I'm one of those people who can't help but try weird things I read about online because I have passed the final save point, and obscure side quests are now all that's standing between me and my inevitable defeat in the final boss fight against the Blood Wyvern. Weird recipes, new ways to fold T-shirts, atrocious "life hacks" that amount to a wasted two hours and a dislocated shoulder ... I'm that guy who secretly tries it all when bored.
My main weaknesses (I'd say fortes, but let's be honest here) are those strange cheat codes that supposedly trick your unsuspecting body into improving its performance in weird ways, like that thing where pro athletes can eliminate choking before an important event by singing. Here are the decidedly non-scientific and mostly disastrous results of these experiments, documented for posterity.

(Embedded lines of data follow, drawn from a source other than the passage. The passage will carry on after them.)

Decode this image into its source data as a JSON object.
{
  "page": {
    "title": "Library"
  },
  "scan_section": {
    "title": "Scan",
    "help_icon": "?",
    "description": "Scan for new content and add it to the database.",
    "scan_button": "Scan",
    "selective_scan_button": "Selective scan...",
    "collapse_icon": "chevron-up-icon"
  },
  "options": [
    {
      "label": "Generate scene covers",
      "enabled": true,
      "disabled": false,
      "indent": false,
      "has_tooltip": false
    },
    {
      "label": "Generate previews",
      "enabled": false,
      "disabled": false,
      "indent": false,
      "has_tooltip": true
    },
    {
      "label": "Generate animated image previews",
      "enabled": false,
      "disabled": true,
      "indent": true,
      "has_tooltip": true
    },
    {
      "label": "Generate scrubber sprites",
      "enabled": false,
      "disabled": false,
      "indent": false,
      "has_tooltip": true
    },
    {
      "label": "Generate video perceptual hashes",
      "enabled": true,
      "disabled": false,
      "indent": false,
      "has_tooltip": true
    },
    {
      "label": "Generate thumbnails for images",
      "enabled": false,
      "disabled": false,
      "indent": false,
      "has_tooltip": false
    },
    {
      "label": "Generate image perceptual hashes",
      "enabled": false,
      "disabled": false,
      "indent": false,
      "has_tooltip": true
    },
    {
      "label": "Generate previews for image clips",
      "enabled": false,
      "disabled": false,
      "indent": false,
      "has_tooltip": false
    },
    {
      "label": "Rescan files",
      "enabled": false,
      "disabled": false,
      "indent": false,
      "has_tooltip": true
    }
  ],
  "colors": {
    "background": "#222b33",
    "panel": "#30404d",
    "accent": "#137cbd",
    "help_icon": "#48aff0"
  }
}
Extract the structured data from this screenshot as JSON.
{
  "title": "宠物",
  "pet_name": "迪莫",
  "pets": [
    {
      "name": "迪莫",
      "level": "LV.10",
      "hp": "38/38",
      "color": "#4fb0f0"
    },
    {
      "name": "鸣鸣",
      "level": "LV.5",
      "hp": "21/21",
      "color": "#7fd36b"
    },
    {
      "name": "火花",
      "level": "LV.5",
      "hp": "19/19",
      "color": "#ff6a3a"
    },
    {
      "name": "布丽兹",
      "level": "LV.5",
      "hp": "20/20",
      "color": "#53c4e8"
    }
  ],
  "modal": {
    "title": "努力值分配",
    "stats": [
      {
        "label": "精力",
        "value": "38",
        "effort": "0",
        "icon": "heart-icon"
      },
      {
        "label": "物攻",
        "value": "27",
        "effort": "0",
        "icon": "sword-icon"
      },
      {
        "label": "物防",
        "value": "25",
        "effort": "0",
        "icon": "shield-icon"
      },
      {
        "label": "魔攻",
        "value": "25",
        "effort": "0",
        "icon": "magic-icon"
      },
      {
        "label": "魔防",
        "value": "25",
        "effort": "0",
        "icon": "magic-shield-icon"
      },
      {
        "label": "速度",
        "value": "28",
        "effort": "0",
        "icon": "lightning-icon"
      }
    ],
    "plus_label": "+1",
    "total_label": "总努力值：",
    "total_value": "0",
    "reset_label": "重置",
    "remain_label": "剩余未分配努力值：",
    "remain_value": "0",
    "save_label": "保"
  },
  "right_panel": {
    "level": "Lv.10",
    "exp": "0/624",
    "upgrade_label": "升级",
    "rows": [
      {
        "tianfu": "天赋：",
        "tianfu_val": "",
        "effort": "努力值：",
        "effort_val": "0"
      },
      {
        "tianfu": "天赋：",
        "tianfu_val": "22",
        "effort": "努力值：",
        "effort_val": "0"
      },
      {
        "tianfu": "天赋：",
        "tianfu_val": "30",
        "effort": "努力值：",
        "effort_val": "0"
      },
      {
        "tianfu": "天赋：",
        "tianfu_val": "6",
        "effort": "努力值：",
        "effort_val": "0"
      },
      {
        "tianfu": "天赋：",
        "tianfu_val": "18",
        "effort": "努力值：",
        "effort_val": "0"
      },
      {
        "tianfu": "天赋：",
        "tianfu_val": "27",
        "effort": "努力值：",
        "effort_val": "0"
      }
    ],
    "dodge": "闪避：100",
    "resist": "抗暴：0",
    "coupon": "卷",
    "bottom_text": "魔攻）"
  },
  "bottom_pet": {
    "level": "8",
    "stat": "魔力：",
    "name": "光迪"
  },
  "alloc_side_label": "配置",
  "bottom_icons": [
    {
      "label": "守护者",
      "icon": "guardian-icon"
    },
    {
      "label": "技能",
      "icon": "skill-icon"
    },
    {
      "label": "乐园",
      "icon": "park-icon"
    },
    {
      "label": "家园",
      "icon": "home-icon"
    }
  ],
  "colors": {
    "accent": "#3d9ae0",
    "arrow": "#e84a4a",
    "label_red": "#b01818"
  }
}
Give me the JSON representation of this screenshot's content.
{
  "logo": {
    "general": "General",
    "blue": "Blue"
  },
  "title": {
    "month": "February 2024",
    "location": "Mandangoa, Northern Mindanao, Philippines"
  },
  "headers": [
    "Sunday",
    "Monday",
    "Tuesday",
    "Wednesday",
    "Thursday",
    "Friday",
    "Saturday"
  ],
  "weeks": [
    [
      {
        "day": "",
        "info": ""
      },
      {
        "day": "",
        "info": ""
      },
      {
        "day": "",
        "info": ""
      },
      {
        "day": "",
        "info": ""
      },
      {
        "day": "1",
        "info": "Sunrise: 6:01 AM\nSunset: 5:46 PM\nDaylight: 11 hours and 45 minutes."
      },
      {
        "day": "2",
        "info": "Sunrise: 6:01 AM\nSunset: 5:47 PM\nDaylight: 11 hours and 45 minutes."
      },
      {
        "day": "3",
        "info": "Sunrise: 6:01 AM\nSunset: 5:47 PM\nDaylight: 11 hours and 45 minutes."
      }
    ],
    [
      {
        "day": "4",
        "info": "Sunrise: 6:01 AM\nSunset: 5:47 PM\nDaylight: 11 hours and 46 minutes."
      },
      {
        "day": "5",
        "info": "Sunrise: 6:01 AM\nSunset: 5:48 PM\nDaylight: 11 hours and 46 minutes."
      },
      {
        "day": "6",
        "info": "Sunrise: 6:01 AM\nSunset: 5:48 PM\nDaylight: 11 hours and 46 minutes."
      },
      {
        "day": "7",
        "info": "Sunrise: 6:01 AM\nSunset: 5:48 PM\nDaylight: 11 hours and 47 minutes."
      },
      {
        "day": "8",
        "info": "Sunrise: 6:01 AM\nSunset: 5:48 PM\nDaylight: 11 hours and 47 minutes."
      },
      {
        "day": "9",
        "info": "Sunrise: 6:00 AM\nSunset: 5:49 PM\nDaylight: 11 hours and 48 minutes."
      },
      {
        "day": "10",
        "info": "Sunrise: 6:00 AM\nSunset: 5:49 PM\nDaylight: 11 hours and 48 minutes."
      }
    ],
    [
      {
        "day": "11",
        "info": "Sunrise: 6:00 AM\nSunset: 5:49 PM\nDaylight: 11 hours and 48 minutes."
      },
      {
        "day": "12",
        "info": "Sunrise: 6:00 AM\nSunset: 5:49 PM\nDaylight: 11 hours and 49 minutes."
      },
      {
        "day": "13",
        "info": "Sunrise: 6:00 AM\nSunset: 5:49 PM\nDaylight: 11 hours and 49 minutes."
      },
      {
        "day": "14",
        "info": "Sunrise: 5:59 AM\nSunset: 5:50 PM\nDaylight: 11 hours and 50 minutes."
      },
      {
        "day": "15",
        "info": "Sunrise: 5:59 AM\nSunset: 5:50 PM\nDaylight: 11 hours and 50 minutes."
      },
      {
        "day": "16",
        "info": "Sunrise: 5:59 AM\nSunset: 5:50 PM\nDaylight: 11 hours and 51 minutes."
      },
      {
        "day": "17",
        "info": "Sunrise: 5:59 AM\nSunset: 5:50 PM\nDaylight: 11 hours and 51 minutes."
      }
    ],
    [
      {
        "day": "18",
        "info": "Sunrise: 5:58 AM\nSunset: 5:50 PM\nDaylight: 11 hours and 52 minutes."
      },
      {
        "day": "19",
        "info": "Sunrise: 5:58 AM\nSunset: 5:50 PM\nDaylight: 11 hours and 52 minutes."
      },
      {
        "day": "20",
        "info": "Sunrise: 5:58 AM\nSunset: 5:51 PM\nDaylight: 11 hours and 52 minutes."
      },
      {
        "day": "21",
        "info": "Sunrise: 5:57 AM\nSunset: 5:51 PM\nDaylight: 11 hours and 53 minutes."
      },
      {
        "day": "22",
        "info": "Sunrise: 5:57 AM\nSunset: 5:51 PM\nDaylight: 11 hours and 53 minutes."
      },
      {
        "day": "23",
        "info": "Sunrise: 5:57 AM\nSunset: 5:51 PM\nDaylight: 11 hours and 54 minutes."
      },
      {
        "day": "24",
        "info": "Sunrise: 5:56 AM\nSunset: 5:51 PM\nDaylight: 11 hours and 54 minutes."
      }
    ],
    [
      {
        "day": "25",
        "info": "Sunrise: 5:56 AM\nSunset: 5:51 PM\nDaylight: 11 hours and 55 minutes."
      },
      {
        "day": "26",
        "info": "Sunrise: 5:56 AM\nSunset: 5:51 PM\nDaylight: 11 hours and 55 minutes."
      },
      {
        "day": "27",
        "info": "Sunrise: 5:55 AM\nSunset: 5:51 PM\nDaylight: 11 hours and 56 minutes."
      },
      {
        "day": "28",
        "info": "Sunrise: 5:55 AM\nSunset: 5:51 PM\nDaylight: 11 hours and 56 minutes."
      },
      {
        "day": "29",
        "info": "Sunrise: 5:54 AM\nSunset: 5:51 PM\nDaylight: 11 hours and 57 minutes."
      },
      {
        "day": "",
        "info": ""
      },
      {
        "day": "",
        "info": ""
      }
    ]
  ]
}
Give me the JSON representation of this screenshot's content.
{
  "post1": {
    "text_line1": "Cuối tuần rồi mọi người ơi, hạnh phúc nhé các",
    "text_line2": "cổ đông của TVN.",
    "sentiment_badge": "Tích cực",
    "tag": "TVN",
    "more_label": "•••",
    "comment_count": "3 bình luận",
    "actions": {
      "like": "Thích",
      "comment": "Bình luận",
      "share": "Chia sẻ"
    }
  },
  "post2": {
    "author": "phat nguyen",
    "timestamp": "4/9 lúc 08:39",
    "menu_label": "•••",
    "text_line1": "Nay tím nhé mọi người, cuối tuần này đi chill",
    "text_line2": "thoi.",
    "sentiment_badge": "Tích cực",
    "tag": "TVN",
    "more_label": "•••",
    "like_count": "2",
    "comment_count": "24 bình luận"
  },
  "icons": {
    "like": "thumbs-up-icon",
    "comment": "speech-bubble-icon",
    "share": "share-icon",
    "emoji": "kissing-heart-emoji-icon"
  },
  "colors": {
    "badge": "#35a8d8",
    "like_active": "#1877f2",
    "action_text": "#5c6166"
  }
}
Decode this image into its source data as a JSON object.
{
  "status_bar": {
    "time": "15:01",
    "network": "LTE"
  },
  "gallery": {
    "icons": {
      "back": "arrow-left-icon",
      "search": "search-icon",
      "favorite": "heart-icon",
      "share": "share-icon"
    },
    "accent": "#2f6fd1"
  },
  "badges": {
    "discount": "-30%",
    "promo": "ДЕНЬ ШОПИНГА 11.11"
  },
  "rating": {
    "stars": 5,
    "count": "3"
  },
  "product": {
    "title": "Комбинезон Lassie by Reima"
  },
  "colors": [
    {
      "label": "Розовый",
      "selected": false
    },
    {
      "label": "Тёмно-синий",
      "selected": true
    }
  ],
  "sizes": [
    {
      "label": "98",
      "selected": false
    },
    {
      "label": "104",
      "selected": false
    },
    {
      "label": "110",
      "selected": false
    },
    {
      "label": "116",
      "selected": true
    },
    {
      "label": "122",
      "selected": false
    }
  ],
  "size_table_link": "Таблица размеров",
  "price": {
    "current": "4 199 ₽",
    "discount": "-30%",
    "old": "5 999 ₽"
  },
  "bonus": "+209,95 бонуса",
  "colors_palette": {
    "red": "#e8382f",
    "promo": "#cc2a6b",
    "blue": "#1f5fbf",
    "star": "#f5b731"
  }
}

5Control Your Bladder to Make Impulsive Decisions
Have you ever faced a situation where you need to make a good decision real fast? The two might seem mutually exclusive, but there's actually a simple trick (which I hereby and henceforth refuse to call a "body hack") that can magically jump-start your lazy brain into a veritable V8 engine of decision-making: All you require is an overwhelming need to pee a whole lot. Well, that's what psychology researchers from the University of Twente in the Netherlands claim, anyway. And who am I to question a bunch of Dutch scientists touting the benefits of urination control?
No fucking one, that's who.
The theory behind the whole "magic your bladder into a decision superweapon" thing is pretty sound. An urgent need to pee essentially reduces your brain to a jailer/torturer that is forced to assert control over your full bladder, while the latter is screaming: "Oh, God! Make this agony stop! Why can I find no release?" All off these force-signals -- that your brain is whipping your bladder with -- apparently bleed all over a bunch of other brain functions, resulting in a temporarily increased control over whatever task is at hand.
And this may well be the case ... in controlled lab conditions. I quickly found out that when a random dick like me uses his lunch hour to chug a jug of Kool-Aid in order to quickly and efficiently sort out a bunch of urgent matters, the only decision he's able to reach is to (barely) resist an overwhelming urge to piss all over the very concept of Excel. It was at this point that I revisited the research and found out that it doesn't actually apply to all sorts of decisions. According to the lead researcher, "People [with full bladders] are more able to control their impulses for short-term pleasures and choose more often an option [that] is more beneficial in the long run." I gave this a go, but as I attempted to bribe myself with promises to my future self, I soon became too distracted by an ever-increasing need to drain the main vein.
Monica Rodriguez/Stone/Getty Images
In hindsight, "one pot of coffee now or two pots of coffee tomorrow"
was probably a poor reward choice.
And, with that, my very first experiment was a failure. Let's, uh, let's just say I was lucky that the nearest toilet was only a few steps from my office. My sprint there was extremely decisive, though.
4Blow on Your Thumb to Reduce Stress
Everyone has his or her own ways to alleviate stress and bring his or her brain chemistry back from the boiling point. Many sport, others play video games, and some still prefer seedy back-alley hand jobs. But, what are you going to do when you're smack dab in the middle of work, unable to beat stress to submission with your weapon of choice?
Blow on your thumb, that's what! By sticking your thumb in your mouth and blowing on it, you can activate your vagus nerve, which should then calm your heart rate and lower your blood pressure. Some experts say that just blowing on your non-orally inserted thumb can help, too, though to a lesser extent.
OK, yeah, so I first thought this was kind of bullshit, too. Still, Newsweek says it works, and that was enough for me.
After all, it's not like they ever make mistakes.
You know what's not a great stress reducer? Being a grown-ass man, sitting with your thumb in your mouth, and making noises not unlike a beached whale attempting to blow open a clogged drain -- when a colleague unexpectedly walks in.
Not saying that happened, but just putting it out there. (Also, if you tell anyone, Jeff, so help me, I will sacrifice your Hawkeye bobblehead to the dark gods of marketing department.)